Musiques pour l'âme :  
                                             "Sans la musique, le monde serait une erreur ou plutôt une création superfétatoire. Dieu suffirait." Clément Rosset
"Demolished thoughts" Thurston Moore (entre folk et spatial)
"Fairytales" Radka Toneff et Steve Dobrogosz (jazz d'une pureté miraculeuse, un chef-d'oeuvre enfin réédité, alors que la Norvégienne est dcd à l'âge de 30 ans...)

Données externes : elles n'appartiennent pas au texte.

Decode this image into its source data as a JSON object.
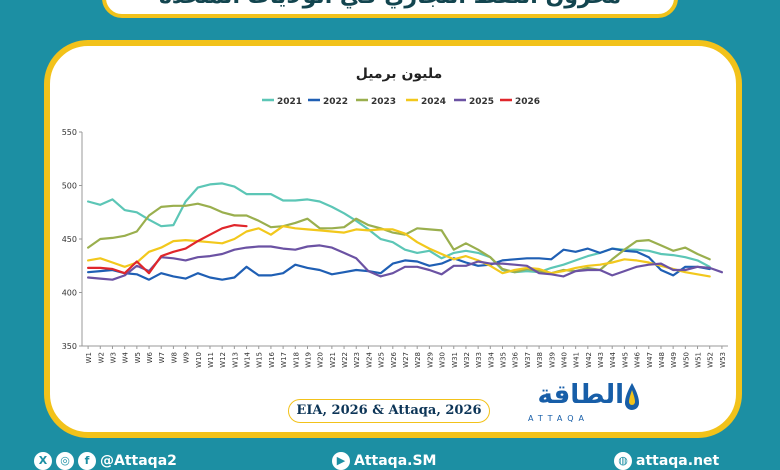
{
  "header": {
    "title": "مخزون النفط التجاري في الولايات المتحدة"
  },
  "source": "EIA, 2026 & Attaqa, 2026",
  "logo": {
    "main": "الطاقة",
    "sub": "ATTAQA"
  },
  "footer": {
    "social_handle": "@Attaqa2",
    "sm_handle": "Attaqa.SM",
    "website": "attaqa.net"
  },
  "colors": {
    "background": "#1c8fa3",
    "frame": "#f2c21a"
  },
  "chart_data": {
    "type": "line",
    "title": "مليون برميل",
    "ylim": [
      350,
      550
    ],
    "yticks": [
      350,
      400,
      450,
      500,
      550
    ],
    "grid": false,
    "legend_position": "top",
    "x": [
      "W1",
      "W2",
      "W3",
      "W4",
      "W5",
      "W6",
      "W7",
      "W8",
      "W9",
      "W10",
      "W11",
      "W12",
      "W13",
      "W14",
      "W15",
      "W16",
      "W17",
      "W18",
      "W19",
      "W20",
      "W21",
      "W22",
      "W23",
      "W24",
      "W25",
      "W26",
      "W27",
      "W28",
      "W29",
      "W30",
      "W31",
      "W32",
      "W33",
      "W34",
      "W35",
      "W36",
      "W37",
      "W38",
      "W39",
      "W40",
      "W41",
      "W42",
      "W43",
      "W44",
      "W45",
      "W46",
      "W47",
      "W48",
      "W49",
      "W50",
      "W51",
      "W52",
      "W53"
    ],
    "series": [
      {
        "name": "2021",
        "color": "#5cc6b6",
        "values": [
          485,
          482,
          487,
          477,
          475,
          468,
          462,
          463,
          485,
          498,
          501,
          502,
          499,
          492,
          492,
          492,
          486,
          486,
          487,
          485,
          480,
          474,
          467,
          459,
          450,
          447,
          440,
          437,
          439,
          432,
          437,
          439,
          437,
          433,
          421,
          419,
          420,
          419,
          423,
          426,
          430,
          434,
          437,
          441,
          440,
          440,
          439,
          436,
          435,
          433,
          430,
          424,
          null
        ]
      },
      {
        "name": "2022",
        "color": "#1f5fb4",
        "values": [
          419,
          420,
          421,
          418,
          417,
          412,
          418,
          415,
          413,
          418,
          414,
          412,
          414,
          424,
          416,
          416,
          418,
          426,
          423,
          421,
          417,
          419,
          421,
          420,
          418,
          427,
          430,
          429,
          425,
          427,
          432,
          428,
          425,
          426,
          430,
          431,
          432,
          432,
          431,
          440,
          438,
          441,
          437,
          441,
          439,
          438,
          433,
          421,
          416,
          424,
          424,
          422,
          null
        ]
      },
      {
        "name": "2023",
        "color": "#9aaf4e",
        "values": [
          442,
          450,
          451,
          453,
          457,
          472,
          480,
          481,
          481,
          483,
          480,
          475,
          472,
          472,
          467,
          461,
          462,
          465,
          469,
          460,
          460,
          461,
          469,
          463,
          460,
          456,
          454,
          460,
          459,
          458,
          440,
          446,
          440,
          433,
          422,
          419,
          422,
          420,
          418,
          421,
          420,
          423,
          421,
          431,
          440,
          448,
          449,
          444,
          439,
          442,
          436,
          431,
          null
        ]
      },
      {
        "name": "2024",
        "color": "#f2c81c",
        "values": [
          430,
          432,
          428,
          424,
          428,
          438,
          442,
          448,
          449,
          448,
          447,
          446,
          450,
          457,
          460,
          454,
          462,
          460,
          459,
          458,
          457,
          456,
          459,
          458,
          459,
          459,
          455,
          447,
          441,
          436,
          431,
          434,
          430,
          425,
          418,
          421,
          423,
          422,
          418,
          420,
          423,
          425,
          426,
          428,
          431,
          430,
          428,
          425,
          422,
          419,
          417,
          415,
          null
        ]
      },
      {
        "name": "2025",
        "color": "#6b52a3",
        "values": [
          414,
          413,
          412,
          416,
          425,
          420,
          433,
          432,
          430,
          433,
          434,
          436,
          440,
          442,
          443,
          443,
          441,
          440,
          443,
          444,
          442,
          437,
          432,
          420,
          415,
          418,
          424,
          424,
          421,
          417,
          425,
          425,
          429,
          427,
          427,
          426,
          425,
          418,
          417,
          415,
          420,
          421,
          421,
          416,
          420,
          424,
          426,
          427,
          421,
          421,
          424,
          423,
          419
        ]
      },
      {
        "name": "2026",
        "color": "#e0262b",
        "values": [
          423,
          423,
          422,
          418,
          429,
          418,
          434,
          438,
          441,
          448,
          454,
          460,
          463,
          462,
          null,
          null,
          null,
          null,
          null,
          null,
          null,
          null,
          null,
          null,
          null,
          null,
          null,
          null,
          null,
          null,
          null,
          null,
          null,
          null,
          null,
          null,
          null,
          null,
          null,
          null,
          null,
          null,
          null,
          null,
          null,
          null,
          null,
          null,
          null,
          null,
          null,
          null,
          null
        ]
      }
    ]
  }
}
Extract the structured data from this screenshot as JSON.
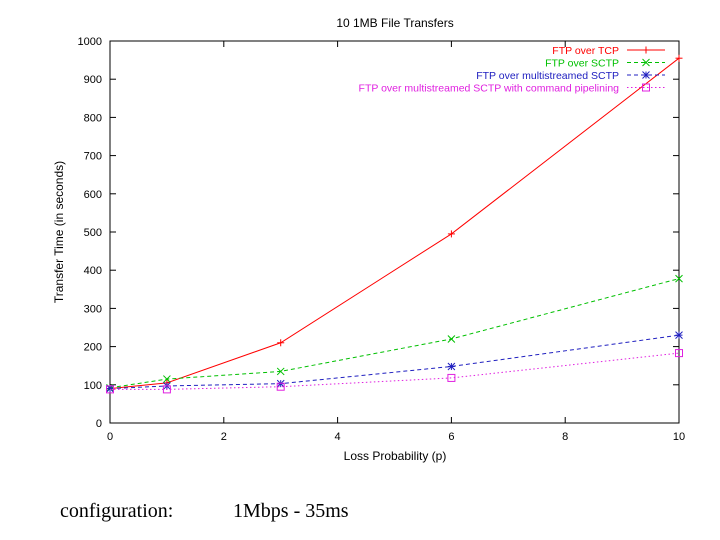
{
  "chart_data": {
    "type": "line",
    "title": "10 1MB File Transfers",
    "xlabel": "Loss Probability (p)",
    "ylabel": "Transfer Time (in seconds)",
    "xlim": [
      0,
      10
    ],
    "ylim": [
      0,
      1000
    ],
    "xticks": [
      0,
      2,
      4,
      6,
      8,
      10
    ],
    "yticks": [
      0,
      100,
      200,
      300,
      400,
      500,
      600,
      700,
      800,
      900,
      1000
    ],
    "legend_position": "top-right",
    "x": [
      0,
      1,
      3,
      6,
      10
    ],
    "series": [
      {
        "name": "FTP over TCP",
        "color": "#ff0000",
        "marker": "plus",
        "dash": "solid",
        "values": [
          90,
          105,
          210,
          495,
          955
        ]
      },
      {
        "name": "FTP over SCTP",
        "color": "#00c000",
        "marker": "cross",
        "dash": "dashed",
        "values": [
          92,
          115,
          135,
          220,
          378
        ]
      },
      {
        "name": "FTP over multistreamed SCTP",
        "color": "#2020c0",
        "marker": "star",
        "dash": "dashed",
        "values": [
          90,
          97,
          103,
          148,
          230
        ]
      },
      {
        "name": "FTP over multistreamed SCTP with command pipelining",
        "color": "#e020e0",
        "marker": "square",
        "dash": "dotted",
        "values": [
          88,
          88,
          95,
          118,
          183
        ]
      }
    ]
  },
  "caption": {
    "label": "configuration:",
    "value": "1Mbps  - 35ms"
  }
}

"Chaque homme doit inventer son chemin."
Jean-Paul Sartre


    Petite confession personnelle : j'aimerais bien décédé comme Yvette Horner, 95 ans, partie en juin. Paroles de son agent : "Elle n'était pas malade. Elle est morte des suites d'une vie bien remplie". Avouez qu'elle décoiffait la musicienne à la flamboyante chevelure rousse ! « Les gens sont des miracles qui s’ignorent » nous dit Albert Camus.  Je nous souhaite à nous aussi une vie bien remplie.
   En attendant, quel bel été nous avons eu mes amis ! Lectures qui ont nourri mes siestes estivales durant mes trois semaines de bénévolat dans une Communauté internationale bénédictine qui s'installe dans le Poitou : "Psychothérapie de Dieu" B. Cyrulnik, "Les chemins du silence" M. Hubaut, "L'assise et la marche" J.Y. Leloup, "Quelle spiritualité pour le 21eme siècle" W. Clapier, "Une sagesse au fil des jours. La spiritualité bénédictine pour tous" Joan Chittister. Le retrait du monde rend plus humain : trois semaines de jeûne d'images et de bruits, en pleine nature, nous rend ensuite beaucoup plus sensibles à ce que nous voyons et entendons. Plus sensibles à la beauté, mais aussi à la laideur ! Notre capacité de vibrer et d'admirer, la vie contemplative au sein d'une communauté développe presque, en nous, une espèce de sixième sens, ou plutôt aiguise tous nos sens ! Offrez-vous ce cadeau....

   Que du bonne heure cet été 2018 ! Qui n'a pas empêché une sérieuse blessure au coeur de mon âme, fin juin. Blessure qui se cicatrise peu à peu en y mettant les mots qu'il faut, bons pour mon égo et le féminin qui est en moi.... Féminin que j'ai pu exprimer en juillet lors d'une session Argile et Livre de Ruth à Landévennec.
   Méditer c'est comme faire l'amour : plus est long le temps méditatif, plus c'est bon. En cette rentrée, allongeons donc nos temps de méditation (et faisons l'amour plus longuement...).

   J'ai hâte de cheminer à nouveau localement en votre compagnie cette année, dans nos différents groupes (pj), dès début septembre.